Bu iki büyük adamın rekabeti, iki görüşün çarpışmasıdır her zamanki gibi. Bir taraf, kariyer başarıları daha fazla olan, daha fazla şampiyonluk yaşamış oyunculara değer verirken, diğer taraf bireysel başarılara önem verir. Bazıları ise ikisini ortalar, bu orta taraf genelde objektif olan taraftır. Orta tarafın bir üyesi olarak ben, her daim Wilt Chamberlain'in Bill Russell'dan üstün bir oyuncu olduğunu savunmuşumdur. İstatistikler, maçlar, başarılar ortada, değişenler veriler değil, insanların onlara olan bakış açıları sadece.

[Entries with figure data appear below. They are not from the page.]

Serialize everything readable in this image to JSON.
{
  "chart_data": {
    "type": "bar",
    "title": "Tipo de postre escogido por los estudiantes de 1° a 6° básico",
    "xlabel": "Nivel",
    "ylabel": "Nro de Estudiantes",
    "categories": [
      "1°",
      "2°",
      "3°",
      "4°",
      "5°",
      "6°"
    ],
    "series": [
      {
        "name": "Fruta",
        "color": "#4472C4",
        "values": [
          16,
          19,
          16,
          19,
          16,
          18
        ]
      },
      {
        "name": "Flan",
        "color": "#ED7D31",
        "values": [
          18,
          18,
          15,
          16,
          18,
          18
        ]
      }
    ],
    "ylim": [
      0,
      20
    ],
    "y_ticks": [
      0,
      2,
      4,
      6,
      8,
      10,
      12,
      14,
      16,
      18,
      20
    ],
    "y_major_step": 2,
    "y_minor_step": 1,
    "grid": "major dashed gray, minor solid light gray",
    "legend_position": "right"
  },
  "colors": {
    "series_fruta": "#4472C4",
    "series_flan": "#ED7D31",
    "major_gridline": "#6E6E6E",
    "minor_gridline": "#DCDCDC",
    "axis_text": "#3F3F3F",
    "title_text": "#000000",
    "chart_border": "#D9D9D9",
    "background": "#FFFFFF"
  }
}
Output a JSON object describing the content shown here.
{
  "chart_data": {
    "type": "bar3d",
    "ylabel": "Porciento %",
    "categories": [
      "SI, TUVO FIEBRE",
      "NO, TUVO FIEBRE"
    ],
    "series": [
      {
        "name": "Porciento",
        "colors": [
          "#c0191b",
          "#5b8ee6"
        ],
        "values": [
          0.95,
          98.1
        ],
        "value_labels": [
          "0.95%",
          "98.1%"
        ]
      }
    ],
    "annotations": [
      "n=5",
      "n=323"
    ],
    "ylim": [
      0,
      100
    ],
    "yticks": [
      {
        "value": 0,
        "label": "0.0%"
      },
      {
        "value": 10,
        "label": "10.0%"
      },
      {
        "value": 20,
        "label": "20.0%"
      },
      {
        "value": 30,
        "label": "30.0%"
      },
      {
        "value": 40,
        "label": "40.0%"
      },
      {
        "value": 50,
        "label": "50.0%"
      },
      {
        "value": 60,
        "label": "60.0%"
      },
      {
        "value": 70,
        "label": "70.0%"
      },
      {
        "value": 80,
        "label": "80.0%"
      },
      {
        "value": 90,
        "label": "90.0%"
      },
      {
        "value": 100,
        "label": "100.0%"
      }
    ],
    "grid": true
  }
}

Bu iki büyük adamın rekabeti, burada bana koca bir köşe yazısı yazdırırken, kısa bir süreliğine de olsa sizlerin de bu aleme dalmanızı sağladı. Spor, rekabetleriyle güzel, rekabetlerinin sohbetiyle güzel. Bill Russell şimdilerde 77 yaşında, Wilt Chamberlain'i ise maalesef 63 yaşında 1999 yılında kaybettik. Yapabileceğimiz tek şey, bu iki büyük adamın güzel rekabetini izlemek, hatırlamak, konuşmak ve anılarını yaşatmak. Her zaman rekabet içeren bir basketbol dileğiyle.